ピックアップしたあとは、それぞれのコンテンツを要素に分解していきます。「これは真似したい」「ここは優れている」「ここはあえて取り入れない方がいいかな」といった気づきをどんどん洗い出します。

以下は、洗い出す要素の例です。

  1. トンマナ・デザイン

    • ビジュアルの色使い、フォント、レイアウトなどのデザイン要素

    • 写真やイラスト、動画などのビジュアルアセット

  2. 構成・情報設計

    • 情報の並びや構成

    • カテゴリやタグ設計

  3. コンテンツの質と量

    • テキストの分量

    • 専門性の高さや読みやすさ

    • 企画のたてつけや文体

こうして抽出した要素をもとに、「なぜこのコンテンツはユーザーを惹きつけるのか」「逆に、どこが改善の余地があるのか」を考えてみます。

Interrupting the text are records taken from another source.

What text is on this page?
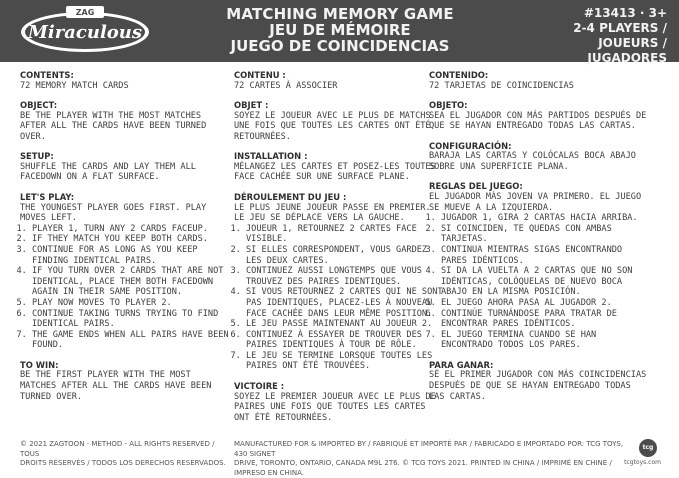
ZAG
Miraculous
MATCHING MEMORY GAME
JEU DE MÉMOIRE
JUEGO DE COINCIDENCIAS
#13413 · 3+
2-4 PLAYERS /
JOUEURS / JUGADORES

CONTENTS:

72 MEMORY MATCH CARDS

OBJECT:

BE THE PLAYER WITH THE MOST MATCHES AFTER ALL THE CARDS HAVE BEEN TURNED OVER.

SETUP:

SHUFFLE THE CARDS AND LAY THEM ALL FACEDOWN ON A FLAT SURFACE.

LET'S PLAY:

THE YOUNGEST PLAYER GOES FIRST. PLAY MOVES LEFT.

1. PLAYER 1, TURN ANY 2 CARDS FACEUP.
2. IF THEY MATCH YOU KEEP BOTH CARDS.
3. CONTINUE FOR AS LONG AS YOU KEEP FINDING IDENTICAL PAIRS.
4. IF YOU TURN OVER 2 CARDS THAT ARE NOT IDENTICAL, PLACE THEM BOTH FACEDOWN AGAIN IN THEIR SAME POSITION.
5. PLAY NOW MOVES TO PLAYER 2.
6. CONTINUE TAKING TURNS TRYING TO FIND IDENTICAL PAIRS.
7. THE GAME ENDS WHEN ALL PAIRS HAVE BEEN FOUND.

TO WIN:

BE THE FIRST PLAYER WITH THE MOST MATCHES AFTER ALL THE CARDS HAVE BEEN TURNED OVER.

CONTENU :

72 CARTES À ASSOCIER

OBJET :

SOYEZ LE JOUEUR AVEC LE PLUS DE MATCHS UNE FOIS QUE TOUTES LES CARTES ONT ÉTÉ RETOURNÉES.

INSTALLATION :

MÉLANGEZ LES CARTES ET POSEZ-LES TOUTES FACE CACHÉE SUR UNE SURFACE PLANE.

DÉROULEMENT DU JEU :

LE PLUS JEUNE JOUEUR PASSE EN PREMIER. LE JEU SE DÉPLACE VERS LA GAUCHE.

1. JOUEUR 1, RETOURNEZ 2 CARTES FACE VISIBLE.
2. SI ELLES CORRESPONDENT, VOUS GARDEZ LES DEUX CARTES.
3. CONTINUEZ AUSSI LONGTEMPS QUE VOUS TROUVEZ DES PAIRES IDENTIQUES.
4. SI VOUS RETOURNEZ 2 CARTES QUI NE SONT PAS IDENTIQUES, PLACEZ-LES À NOUVEAU FACE CACHÉE DANS LEUR MÊME POSITION.
5. LE JEU PASSE MAINTENANT AU JOUEUR 2.
6. CONTINUEZ À ESSAYER DE TROUVER DES PAIRES IDENTIQUES À TOUR DE RÔLE.
7. LE JEU SE TERMINE LORSQUE TOUTES LES PAIRES ONT ÉTÉ TROUVÉES.

VICTOIRE :

SOYEZ LE PREMIER JOUEUR AVEC LE PLUS DE PAIRES UNE FOIS QUE TOUTES LES CARTES ONT ÉTÉ RETOURNÉES.

CONTENIDO:

72 TARJETAS DE COINCIDENCIAS

OBJETO:

SEA EL JUGADOR CON MÁS PARTIDOS DESPUÉS DE QUE SE HAYAN ENTREGADO TODAS LAS CARTAS.

CONFIGURACIÓN:

BARAJA LAS CARTAS Y COLÓCALAS BOCA ABAJO SOBRE UNA SUPERFICIE PLANA.

REGLAS DEL JUEGO:

EL JUGADOR MÁS JOVEN VA PRIMERO. EL JUEGO SE MUEVE A LA IZQUIERDA.

1. JUGADOR 1, GIRA 2 CARTAS HACIA ARRIBA.
2. SI COINCIDEN, TE QUEDAS CON AMBAS TARJETAS.
3. CONTINUA MIENTRAS SIGAS ENCONTRANDO PARES IDÉNTICOS.
4. SI DA LA VUELTA A 2 CARTAS QUE NO SON IDÉNTICAS, COLÓQUELAS DE NUEVO BOCA ABAJO EN LA MISMA POSICIÓN.
5. EL JUEGO AHORA PASA AL JUGADOR 2.
6. CONTINÚE TURNÁNDOSE PARA TRATAR DE ENCONTRAR PARES IDÉNTICOS.
7. EL JUEGO TERMINA CUANDO SE HAN ENCONTRADO TODOS LOS PARES.

PARA GANAR:

SÉ EL PRIMER JUGADOR CON MÁS COINCIDENCIAS DESPUÉS DE QUE SE HAYAN ENTREGADO TODAS LAS CARTAS.

© 2021 ZAGTOON - METHOD - ALL RIGHTS RESERVED / TOUS
DROITS RÉSERVÉS / TODOS LOS DERECHOS RESERVADOS.
MANUFACTURED FOR & IMPORTED BY / FABRIQUÉ ET IMPORTÉ PAR / FABRICADO E IMPORTADO POR: TCG TOYS, 430 SIGNET
DRIVE, TORONTO, ONTARIO, CANADA M9L 2T6. © TCG TOYS 2021. PRINTED IN CHINA / IMPRIMÉ EN CHINE / IMPRESO EN CHINA.
tcg
tcgtoys.com
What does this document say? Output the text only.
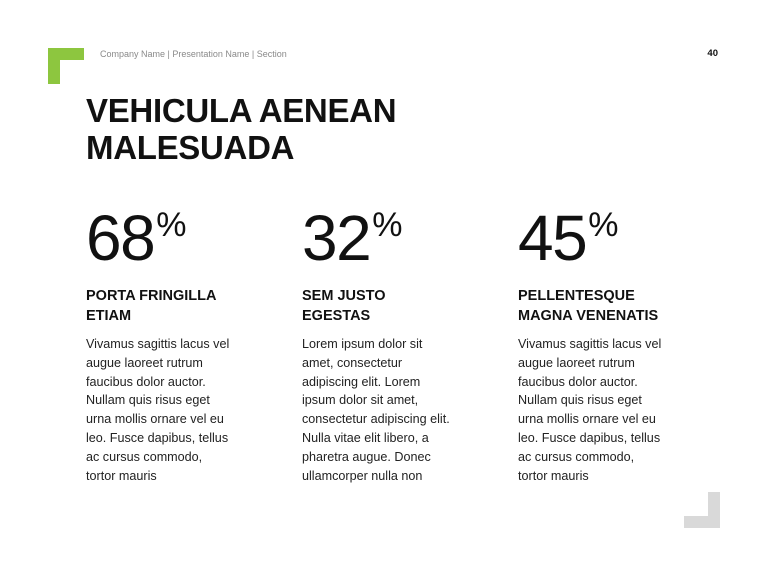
Company Name | Presentation Name | Section	40
VEHICULA AENEAN
MALESUADA
68 %
PORTA FRINGILLA
ETIAM

Vivamus sagittis lacus vel
augue laoreet rutrum
faucibus dolor auctor.
Nullam quis risus eget
urna mollis ornare vel eu
leo. Fusce dapibus, tellus
ac cursus commodo,
tortor mauris

32 %
SEM JUSTO
EGESTAS

Lorem ipsum dolor sit
amet, consectetur
adipiscing elit. Lorem
ipsum dolor sit amet,
consectetur adipiscing elit.
Nulla vitae elit libero, a
pharetra augue. Donec
ullamcorper nulla non

45 %
PELLENTESQUE
MAGNA VENENATIS

Vivamus sagittis lacus vel
augue laoreet rutrum
faucibus dolor auctor.
Nullam quis risus eget
urna mollis ornare vel eu
leo. Fusce dapibus, tellus
ac cursus commodo,
tortor mauris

  • ユーザーにとって うれしい部分(プラス要素) はどこか

  • ユーザーが 面倒だと感じる部分(マイナス要素) は何か

  • 他の競合と比較してユニークな強み は何か

などを考えながら、参考にしたいGoodポイントと、参考にしないBadポイントに振り分けていきます。

メディアごとにビジネスモデルや運営の目的は異なるため、参考にする要素を絞り込むステップでは、そのあたりの違いを考慮することも大切です。

“あるべき姿”を要件に落とし込む

参考コンテンツをピックアップし、要素を分解して分析したら、以下のようなステップでコンテンツに反映する要件としてまとめていきます。

(1) 重要なキーワードを選び出す

  • 話し合いながら、「どの要素を重視するか」「何が自社らしさを表すか」をキーワードとしてまとめます。

    • 例: 「専門性」「コミュニティ感」「読みやすさ」「楽しさ」など。

(2) 要件に変換する

抽出したキーワードを要件に変換しましょう。たとえば「コミュニティ感」が大事ならば、文体をやわらかくする、読者からの意見を取り入れる企画を行う、など。

(3) 優先順位をつける

すべての要素を参考にして追求するのは困難です。登場している要素の優先順位をつけていきましょう。

  1. 絶対に外せない要素

  2. できれば組み込みたい要素

  3. リソースが許せば対応する要素

こうして情報を整理していったら、それをコンテンツの設計書となるように、要件として絞り込み、フレームとしてまとめて、どのようなコンテンツをつくればいいのかの方向性を確認する土台をつくります。

コンテンツをリバースエンジニアリングして、分解した要素を整理して、要件という形で再構成することで、関係者間でつくりたいコンテンツの目線を揃えていく進め方について紹介しました。新しいコンテンツを考えようとしている方は、ぜひ参考にしてみてください。